WEDNESDAY, 3.00PM
IN continuing testimony before the inquest into the deaths of 19 people during an Inkatha march in March 1994, the Johannesburg High Court on Wednesday heard that the number of staff guarding the African National Congress’s Shell House headquarters was doubled and additional firearms issued after promised police reinforcements failed to arrive.
Shell House security chief Andrew Sitlabane, now employed by the National Intelligence Agency, said the number of guards at the ANC headquarters was increased from 25 to 50, and 21 additional weapons were issued, including an AK-47 assault rifle.
Sitlabane told presiding Judge Robert Nugent he telephoned police captain Chris Wilken and told him the ANC expected an attack on Shell House.
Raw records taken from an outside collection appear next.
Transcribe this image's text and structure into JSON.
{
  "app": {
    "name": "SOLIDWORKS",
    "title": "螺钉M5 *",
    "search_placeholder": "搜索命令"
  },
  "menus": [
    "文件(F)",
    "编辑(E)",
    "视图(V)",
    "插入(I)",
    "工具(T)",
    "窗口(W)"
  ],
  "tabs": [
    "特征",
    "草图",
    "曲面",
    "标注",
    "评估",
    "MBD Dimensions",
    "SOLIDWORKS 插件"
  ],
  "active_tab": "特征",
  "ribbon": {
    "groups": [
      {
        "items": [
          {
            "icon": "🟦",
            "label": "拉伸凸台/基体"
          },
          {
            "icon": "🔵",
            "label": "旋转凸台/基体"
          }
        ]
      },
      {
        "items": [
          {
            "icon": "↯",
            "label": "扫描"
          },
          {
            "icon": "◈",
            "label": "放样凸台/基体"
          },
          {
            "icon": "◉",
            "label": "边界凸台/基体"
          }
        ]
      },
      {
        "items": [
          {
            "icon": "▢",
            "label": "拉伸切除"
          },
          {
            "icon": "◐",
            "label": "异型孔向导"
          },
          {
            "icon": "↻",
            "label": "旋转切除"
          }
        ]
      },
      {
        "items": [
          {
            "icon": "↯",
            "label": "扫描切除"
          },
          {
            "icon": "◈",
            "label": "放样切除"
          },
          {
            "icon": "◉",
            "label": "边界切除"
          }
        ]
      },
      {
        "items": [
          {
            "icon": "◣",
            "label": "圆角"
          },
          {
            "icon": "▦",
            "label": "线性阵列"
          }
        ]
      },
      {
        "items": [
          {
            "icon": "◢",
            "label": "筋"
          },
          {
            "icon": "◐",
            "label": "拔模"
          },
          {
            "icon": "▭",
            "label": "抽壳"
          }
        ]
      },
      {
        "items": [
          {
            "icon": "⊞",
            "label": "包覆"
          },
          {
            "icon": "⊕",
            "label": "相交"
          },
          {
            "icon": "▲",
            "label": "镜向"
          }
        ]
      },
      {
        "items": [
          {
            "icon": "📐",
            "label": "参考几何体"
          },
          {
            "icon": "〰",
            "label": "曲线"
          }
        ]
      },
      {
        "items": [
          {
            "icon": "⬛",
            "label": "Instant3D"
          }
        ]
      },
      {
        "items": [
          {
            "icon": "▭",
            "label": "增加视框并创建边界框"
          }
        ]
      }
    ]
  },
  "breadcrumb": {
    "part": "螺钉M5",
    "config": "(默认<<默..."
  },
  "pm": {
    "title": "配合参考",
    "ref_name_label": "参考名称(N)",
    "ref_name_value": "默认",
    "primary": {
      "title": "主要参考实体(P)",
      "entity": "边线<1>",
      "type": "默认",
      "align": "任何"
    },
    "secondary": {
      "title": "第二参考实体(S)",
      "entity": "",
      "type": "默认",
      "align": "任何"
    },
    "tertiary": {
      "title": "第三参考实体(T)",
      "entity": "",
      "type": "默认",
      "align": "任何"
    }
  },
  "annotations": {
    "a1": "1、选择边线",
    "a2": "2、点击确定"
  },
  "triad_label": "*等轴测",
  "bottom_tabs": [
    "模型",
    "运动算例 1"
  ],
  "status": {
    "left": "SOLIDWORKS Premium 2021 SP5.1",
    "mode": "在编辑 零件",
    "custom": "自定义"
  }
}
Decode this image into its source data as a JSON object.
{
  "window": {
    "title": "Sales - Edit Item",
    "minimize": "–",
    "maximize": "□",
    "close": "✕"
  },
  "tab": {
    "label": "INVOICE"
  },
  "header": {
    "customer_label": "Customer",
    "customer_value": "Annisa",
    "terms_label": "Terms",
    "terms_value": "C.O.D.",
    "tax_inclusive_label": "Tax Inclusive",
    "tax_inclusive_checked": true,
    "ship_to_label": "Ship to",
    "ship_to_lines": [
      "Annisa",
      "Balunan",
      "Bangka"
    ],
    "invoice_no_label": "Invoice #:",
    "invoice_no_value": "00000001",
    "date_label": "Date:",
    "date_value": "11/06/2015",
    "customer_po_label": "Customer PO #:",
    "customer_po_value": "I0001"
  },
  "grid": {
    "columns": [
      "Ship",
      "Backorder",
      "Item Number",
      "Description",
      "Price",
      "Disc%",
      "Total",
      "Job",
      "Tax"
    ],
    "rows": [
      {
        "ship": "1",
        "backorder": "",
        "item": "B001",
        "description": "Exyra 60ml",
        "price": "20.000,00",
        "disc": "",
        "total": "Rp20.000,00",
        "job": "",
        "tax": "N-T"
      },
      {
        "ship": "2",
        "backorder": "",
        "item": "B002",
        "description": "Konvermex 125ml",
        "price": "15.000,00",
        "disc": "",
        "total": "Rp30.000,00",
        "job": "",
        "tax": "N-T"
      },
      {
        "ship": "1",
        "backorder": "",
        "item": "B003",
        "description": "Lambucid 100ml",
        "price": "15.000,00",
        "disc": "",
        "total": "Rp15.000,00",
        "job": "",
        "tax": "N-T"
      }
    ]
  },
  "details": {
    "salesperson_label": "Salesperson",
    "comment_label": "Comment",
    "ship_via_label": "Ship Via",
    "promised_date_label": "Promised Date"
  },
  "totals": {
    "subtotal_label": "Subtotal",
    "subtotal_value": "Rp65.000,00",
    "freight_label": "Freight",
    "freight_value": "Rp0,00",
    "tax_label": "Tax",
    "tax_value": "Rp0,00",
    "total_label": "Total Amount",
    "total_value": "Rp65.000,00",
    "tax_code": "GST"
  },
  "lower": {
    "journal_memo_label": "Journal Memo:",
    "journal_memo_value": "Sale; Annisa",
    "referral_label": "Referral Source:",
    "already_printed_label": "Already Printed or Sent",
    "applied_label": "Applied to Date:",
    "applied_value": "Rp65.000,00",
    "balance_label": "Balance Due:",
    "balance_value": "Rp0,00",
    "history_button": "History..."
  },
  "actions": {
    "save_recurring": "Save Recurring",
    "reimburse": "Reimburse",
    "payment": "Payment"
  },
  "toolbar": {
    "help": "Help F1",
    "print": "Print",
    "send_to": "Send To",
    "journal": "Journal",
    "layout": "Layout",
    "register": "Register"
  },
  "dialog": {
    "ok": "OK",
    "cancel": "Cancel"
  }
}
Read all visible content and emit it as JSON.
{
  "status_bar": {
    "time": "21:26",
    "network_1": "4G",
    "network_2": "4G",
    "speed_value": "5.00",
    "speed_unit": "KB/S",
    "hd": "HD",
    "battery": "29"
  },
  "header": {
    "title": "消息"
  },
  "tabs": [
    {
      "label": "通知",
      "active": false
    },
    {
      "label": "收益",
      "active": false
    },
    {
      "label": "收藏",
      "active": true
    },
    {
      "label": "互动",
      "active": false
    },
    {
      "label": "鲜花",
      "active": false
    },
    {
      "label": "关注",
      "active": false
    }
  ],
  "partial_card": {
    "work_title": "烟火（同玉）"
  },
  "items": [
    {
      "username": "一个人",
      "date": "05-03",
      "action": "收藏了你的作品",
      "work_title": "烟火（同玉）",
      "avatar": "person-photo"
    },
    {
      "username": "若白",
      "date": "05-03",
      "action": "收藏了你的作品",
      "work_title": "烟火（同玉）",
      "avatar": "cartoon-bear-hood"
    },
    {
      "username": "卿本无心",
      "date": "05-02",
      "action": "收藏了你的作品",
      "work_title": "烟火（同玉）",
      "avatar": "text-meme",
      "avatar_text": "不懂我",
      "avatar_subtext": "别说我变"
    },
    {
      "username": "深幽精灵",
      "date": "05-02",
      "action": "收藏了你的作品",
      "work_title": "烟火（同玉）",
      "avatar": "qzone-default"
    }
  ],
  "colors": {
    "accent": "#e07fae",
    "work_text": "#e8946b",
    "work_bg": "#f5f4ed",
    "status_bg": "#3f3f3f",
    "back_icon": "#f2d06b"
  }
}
According to Sitlabane the information he received from his senior was that the building would be attacked and the ANC leadership would be assassinated before the 1994 elections. Sitlabane said Wilken promised to send reinforcements and additional police patrols. He said to his surprise he found not more than six policemen stationed there that morning, as thousands of Zulu marchers filed past the building.
On Tuesday, Sitlabane told the hearing he had been given the AK-47 by late ANC security chief Leonard Radu “in case there was trouble”, and he had in turn given it to one of the ANC security guards outside the building. Sitlabane said it was the first time he had seen an AK-47 at Shell House.